The more likely scenario or alternative toxic release of ammonia is the result of the rupture or failure of a relief valve.  This would result in the loss of 2,000 pounds of ammonia within a 60 minute period of time.  The likelyhood of  
a release of this magnitued is low because of the PSM and safety measures in the plant. 
The Monfort, Inc. facility is in compliance with all OSHA PSM regulations and this RMP rule requirements.  The procedural and managerial steps that are in place are a preventative measure to accidental release prevention as well as maintenance and training programs that are in place. 
There have been no releases at this facility in the past five years that have resulted in death, injuries, or property damage on site or in death, injuries, evacuations, sheltering in place, property damage, or environmental damage offsite. 

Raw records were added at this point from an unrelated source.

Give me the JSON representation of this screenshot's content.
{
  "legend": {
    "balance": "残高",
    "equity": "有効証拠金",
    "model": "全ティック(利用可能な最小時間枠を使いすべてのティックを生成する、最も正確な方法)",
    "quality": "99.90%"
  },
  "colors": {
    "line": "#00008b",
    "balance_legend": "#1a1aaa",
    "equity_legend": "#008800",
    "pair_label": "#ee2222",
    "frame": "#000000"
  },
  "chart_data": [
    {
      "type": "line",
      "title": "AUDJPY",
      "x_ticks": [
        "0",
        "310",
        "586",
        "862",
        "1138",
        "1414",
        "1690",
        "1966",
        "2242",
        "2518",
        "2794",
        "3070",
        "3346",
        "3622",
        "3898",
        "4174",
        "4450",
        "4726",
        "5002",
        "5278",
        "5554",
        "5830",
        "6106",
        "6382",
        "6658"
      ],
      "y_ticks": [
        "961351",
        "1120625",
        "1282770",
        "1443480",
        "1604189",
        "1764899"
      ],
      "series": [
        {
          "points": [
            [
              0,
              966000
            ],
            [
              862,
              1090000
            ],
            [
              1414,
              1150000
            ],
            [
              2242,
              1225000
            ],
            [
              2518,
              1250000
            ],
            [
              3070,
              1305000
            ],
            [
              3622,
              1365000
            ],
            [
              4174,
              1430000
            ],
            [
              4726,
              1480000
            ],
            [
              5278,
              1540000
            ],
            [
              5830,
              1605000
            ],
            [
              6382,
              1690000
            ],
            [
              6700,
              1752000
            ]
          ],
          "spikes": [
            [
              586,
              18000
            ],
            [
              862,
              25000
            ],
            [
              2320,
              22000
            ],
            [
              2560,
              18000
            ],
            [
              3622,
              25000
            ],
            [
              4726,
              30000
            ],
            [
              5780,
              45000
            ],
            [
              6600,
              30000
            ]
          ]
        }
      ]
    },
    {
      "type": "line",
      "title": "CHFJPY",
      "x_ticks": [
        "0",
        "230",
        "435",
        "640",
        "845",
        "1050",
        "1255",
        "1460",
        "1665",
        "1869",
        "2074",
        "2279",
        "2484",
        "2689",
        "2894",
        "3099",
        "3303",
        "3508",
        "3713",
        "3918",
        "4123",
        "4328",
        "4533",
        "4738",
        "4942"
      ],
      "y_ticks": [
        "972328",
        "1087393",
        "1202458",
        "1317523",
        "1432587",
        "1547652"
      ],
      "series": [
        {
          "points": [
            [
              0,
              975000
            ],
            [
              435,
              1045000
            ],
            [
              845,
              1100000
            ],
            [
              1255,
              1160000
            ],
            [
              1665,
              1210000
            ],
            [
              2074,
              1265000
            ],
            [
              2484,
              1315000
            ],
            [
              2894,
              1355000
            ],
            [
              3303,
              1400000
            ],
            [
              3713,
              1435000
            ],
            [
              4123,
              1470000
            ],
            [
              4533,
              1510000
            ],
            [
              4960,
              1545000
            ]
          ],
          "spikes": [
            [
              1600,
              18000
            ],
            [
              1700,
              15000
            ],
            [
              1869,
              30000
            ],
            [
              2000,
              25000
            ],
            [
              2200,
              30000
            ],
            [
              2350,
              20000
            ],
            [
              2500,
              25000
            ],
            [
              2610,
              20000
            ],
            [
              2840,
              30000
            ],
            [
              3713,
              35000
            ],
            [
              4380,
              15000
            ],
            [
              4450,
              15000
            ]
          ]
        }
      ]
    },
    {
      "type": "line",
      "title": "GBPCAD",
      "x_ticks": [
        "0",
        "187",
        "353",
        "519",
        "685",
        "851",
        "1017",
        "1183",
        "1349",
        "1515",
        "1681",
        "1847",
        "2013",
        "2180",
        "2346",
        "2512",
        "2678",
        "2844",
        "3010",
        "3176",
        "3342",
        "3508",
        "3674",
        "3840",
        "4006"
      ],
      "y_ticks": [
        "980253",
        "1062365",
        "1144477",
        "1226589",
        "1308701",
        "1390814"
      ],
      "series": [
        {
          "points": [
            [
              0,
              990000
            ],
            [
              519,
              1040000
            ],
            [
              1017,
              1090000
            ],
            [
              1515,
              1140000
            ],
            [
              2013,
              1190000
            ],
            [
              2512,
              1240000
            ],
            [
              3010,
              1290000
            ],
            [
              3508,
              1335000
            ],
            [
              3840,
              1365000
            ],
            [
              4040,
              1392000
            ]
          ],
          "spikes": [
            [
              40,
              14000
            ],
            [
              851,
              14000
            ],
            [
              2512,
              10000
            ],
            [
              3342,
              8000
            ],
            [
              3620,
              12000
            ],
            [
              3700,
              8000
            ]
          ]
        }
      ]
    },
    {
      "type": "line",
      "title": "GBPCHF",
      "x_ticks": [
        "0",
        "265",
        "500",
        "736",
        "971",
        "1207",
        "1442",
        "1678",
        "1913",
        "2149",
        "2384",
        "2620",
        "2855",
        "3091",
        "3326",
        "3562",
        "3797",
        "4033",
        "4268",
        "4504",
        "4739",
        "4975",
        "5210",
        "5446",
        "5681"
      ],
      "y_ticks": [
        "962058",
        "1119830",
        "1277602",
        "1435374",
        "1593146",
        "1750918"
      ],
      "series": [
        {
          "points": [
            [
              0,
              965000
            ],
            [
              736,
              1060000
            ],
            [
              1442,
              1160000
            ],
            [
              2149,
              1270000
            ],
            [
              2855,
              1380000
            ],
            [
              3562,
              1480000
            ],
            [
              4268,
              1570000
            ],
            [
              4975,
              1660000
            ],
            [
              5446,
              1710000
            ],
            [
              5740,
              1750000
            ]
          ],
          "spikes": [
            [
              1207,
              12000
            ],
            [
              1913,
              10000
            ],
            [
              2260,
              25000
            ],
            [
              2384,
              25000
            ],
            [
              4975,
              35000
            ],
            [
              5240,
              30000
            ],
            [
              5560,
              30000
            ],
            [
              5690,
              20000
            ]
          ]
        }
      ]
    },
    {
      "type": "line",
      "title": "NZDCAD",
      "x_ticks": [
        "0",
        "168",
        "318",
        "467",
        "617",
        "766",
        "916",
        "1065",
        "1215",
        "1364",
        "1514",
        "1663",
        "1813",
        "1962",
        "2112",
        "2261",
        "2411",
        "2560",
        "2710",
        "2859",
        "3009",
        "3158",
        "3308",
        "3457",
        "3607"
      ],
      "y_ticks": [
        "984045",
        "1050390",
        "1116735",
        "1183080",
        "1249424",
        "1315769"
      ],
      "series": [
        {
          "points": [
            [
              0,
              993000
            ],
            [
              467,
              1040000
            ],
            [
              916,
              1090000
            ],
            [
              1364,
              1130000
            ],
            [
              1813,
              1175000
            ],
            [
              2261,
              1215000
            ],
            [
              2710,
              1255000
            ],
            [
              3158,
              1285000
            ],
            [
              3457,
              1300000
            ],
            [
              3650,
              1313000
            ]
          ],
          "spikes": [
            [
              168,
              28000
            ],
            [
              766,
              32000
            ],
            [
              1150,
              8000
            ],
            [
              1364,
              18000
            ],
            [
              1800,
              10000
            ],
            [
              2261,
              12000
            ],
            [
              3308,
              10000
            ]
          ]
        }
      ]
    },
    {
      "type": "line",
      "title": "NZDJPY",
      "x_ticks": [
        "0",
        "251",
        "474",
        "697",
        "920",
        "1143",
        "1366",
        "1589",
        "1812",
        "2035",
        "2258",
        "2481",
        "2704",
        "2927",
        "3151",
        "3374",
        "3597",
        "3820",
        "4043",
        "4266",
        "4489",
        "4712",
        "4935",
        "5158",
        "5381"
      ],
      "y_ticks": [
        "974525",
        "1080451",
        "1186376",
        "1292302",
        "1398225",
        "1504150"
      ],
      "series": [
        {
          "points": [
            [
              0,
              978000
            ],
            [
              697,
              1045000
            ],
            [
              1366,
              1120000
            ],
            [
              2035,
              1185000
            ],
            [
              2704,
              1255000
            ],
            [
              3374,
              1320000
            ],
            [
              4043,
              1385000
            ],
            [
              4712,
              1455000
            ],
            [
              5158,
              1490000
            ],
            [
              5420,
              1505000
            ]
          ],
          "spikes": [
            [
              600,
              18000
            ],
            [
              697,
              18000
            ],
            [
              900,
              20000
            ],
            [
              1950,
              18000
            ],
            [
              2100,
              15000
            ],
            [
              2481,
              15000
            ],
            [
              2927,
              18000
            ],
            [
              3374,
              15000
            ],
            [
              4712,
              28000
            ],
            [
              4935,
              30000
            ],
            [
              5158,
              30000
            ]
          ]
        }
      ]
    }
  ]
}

The Monfort, Inc. facility has an emergency response plan on file with the local emergency planning committee (LEPC).  The facilities HAZMAT team conducts regular drills and training of specialized personnel and the local fire department personnel.  The policies for reporting spills and releases is documented in the "Policies and Procedures" manual updated by the Corporate Environ 
mental Operations office. 
The ammonia compressor rooms of this facility are not protected by monitoring systems at this time.  The facility will continue with HAZMAT training between plant personnel and the local fire department as a deterrent to toxic release danger.